HI 01005.020 Group Payer Arrangements
The policies and procedures set forth in HI 01001.230 ff. apply to organizations which wish to pay premiums on behalf of Premium-HI enrollees. Existing SMI premium group payers must notify CMS if they wish to include Part A enrollees under their arrangements. Since they have already met the basic requirements for establishing a group payer arrangement, there is no need for them to represent a substantial number of Part A enrollees. (See HI 01001.240 C.)
Organizations which are initially requesting establishment of a group payer arrangement (whether for SMI premiums only, HI premiums only, or both) must meet the requirements of HI 01001.230 with respect to the total enrollees for whom they are paying. That is, a substantial number of either Part A or Part B enrollees will be required. In addition, they will complete an arrangement form which spells out their premium payment responsibilities.
Group payers are required to report Part A enrollees separately from Part B enrollees to simplify recordkeeping. To clarify this reporting, a separate group agency code is assigned for each type of premium payment.

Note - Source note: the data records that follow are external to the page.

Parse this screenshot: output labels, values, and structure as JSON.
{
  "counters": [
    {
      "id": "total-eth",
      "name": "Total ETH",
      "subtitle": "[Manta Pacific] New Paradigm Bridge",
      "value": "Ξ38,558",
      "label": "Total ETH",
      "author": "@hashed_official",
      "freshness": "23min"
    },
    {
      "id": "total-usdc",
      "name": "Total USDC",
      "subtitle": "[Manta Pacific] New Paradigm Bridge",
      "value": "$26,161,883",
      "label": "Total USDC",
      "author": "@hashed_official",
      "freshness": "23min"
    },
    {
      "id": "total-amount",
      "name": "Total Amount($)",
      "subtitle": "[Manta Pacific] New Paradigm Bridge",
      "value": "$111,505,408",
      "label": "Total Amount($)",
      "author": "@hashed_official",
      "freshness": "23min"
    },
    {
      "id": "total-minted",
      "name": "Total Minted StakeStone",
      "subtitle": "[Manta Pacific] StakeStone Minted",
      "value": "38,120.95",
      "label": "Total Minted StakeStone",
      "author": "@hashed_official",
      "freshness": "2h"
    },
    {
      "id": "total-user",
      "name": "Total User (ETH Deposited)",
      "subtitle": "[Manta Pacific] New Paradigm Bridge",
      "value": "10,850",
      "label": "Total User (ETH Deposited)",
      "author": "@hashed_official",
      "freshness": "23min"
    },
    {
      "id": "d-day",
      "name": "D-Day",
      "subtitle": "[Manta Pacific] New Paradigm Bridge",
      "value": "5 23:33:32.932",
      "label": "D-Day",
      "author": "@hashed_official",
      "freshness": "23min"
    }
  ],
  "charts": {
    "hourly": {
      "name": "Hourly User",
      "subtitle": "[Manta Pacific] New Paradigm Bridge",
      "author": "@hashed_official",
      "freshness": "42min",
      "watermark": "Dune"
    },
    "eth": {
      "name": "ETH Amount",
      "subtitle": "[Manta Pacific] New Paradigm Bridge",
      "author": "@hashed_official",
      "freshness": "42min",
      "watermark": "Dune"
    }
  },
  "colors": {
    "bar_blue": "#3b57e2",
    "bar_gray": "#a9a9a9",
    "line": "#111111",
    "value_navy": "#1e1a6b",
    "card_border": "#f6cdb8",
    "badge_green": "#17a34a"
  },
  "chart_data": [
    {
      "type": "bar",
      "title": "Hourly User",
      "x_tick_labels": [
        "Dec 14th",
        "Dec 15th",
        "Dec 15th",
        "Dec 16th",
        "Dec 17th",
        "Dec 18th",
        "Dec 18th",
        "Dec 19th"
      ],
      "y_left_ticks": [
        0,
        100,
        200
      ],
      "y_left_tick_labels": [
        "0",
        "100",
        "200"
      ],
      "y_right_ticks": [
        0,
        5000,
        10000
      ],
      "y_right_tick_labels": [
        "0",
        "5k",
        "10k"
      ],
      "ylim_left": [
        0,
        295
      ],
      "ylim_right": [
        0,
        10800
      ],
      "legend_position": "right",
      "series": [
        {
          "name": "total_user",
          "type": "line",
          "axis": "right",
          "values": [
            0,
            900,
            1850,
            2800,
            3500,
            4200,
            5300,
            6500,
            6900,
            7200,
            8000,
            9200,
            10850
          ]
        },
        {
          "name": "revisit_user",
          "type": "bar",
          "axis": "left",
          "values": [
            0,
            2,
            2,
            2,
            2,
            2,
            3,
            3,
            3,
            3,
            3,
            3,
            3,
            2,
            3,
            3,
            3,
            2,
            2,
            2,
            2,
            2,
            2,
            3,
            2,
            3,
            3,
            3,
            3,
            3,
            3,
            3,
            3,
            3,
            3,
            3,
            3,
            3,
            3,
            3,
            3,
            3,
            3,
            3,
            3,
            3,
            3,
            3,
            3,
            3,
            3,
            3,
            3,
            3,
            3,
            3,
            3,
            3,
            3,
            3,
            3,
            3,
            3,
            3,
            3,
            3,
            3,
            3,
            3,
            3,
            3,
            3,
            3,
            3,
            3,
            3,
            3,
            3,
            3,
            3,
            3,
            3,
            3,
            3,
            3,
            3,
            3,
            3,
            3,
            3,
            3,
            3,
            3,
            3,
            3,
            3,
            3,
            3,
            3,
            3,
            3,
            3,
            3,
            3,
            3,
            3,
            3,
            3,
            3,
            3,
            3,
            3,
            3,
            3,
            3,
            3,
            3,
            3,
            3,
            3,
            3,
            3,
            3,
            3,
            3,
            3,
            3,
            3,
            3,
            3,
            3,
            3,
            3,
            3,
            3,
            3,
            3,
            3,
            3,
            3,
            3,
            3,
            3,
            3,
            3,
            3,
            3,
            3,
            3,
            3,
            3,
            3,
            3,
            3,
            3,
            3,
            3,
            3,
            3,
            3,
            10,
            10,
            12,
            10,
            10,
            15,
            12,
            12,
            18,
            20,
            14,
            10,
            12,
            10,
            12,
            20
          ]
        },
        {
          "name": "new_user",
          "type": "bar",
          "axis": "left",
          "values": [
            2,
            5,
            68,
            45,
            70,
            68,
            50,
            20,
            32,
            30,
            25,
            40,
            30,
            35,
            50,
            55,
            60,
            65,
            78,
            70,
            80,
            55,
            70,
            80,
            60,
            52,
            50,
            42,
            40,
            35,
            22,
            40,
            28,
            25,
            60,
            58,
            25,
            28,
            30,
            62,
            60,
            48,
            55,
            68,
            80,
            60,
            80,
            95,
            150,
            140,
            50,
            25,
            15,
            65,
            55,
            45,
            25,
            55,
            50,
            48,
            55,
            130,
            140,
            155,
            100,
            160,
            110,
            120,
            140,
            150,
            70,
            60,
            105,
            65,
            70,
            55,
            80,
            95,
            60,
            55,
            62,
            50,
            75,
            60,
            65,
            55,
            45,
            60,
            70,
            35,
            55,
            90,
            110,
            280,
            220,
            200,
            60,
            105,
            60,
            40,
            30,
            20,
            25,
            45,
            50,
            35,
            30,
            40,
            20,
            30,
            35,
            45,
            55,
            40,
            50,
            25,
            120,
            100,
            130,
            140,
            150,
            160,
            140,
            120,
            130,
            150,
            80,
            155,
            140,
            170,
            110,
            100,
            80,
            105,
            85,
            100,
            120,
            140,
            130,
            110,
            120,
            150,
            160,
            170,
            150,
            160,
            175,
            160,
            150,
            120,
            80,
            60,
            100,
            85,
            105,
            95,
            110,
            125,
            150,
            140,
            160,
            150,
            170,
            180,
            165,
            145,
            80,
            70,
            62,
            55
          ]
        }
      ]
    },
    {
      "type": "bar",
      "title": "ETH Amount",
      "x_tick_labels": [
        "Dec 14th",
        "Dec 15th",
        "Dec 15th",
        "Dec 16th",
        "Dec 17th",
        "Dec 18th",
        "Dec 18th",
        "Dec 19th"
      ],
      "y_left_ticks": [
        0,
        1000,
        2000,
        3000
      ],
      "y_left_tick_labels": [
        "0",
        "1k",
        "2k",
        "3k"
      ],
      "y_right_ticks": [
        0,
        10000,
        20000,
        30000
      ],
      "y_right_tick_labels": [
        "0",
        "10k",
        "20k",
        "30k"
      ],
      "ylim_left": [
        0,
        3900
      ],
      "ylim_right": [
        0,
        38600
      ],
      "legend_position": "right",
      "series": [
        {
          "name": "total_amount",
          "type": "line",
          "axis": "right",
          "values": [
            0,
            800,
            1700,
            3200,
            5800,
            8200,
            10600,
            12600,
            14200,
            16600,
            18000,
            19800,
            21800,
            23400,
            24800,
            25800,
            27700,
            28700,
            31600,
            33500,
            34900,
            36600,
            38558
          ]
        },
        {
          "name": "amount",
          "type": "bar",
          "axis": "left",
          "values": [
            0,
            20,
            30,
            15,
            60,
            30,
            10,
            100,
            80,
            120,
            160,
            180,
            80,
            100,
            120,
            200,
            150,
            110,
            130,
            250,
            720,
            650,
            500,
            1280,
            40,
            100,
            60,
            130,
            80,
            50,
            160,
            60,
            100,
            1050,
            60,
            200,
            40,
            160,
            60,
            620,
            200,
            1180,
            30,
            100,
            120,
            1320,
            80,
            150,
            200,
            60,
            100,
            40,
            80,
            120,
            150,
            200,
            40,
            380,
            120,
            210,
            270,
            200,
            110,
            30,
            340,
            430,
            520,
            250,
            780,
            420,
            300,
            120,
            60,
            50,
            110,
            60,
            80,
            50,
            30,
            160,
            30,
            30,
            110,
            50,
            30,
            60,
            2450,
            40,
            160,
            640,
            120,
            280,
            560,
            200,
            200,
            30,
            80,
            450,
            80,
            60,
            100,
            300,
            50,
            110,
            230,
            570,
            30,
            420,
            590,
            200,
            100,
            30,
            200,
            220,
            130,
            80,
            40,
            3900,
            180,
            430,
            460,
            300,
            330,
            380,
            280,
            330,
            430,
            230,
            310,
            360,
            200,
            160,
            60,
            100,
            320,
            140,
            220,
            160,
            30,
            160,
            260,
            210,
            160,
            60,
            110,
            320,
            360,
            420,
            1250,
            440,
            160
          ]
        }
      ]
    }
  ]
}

Currently, SMI group payers are assigned three position reporting codes beginning with the letters A, B, J, or K and followed by two digits, e.g., A14, A32, B03, J81, K55, K36 (see HI 01005.809). Part A group payers other than States (see HI 01005.025) are assigned three position reporting codes beginning with X, and two digits. Consistency is maintained between Part A and Part B group codes as follows:
An agency maintains the same digit identifiers in each code. For example, agency A15 upon notifying SSA that it is going to pay Part A premiums would be assigned an HI agency code of X15; agency J80 would be assigned HI agency code X80; agency K36 would be assigned HI agency code X36; B03 would be assigned agency code X03.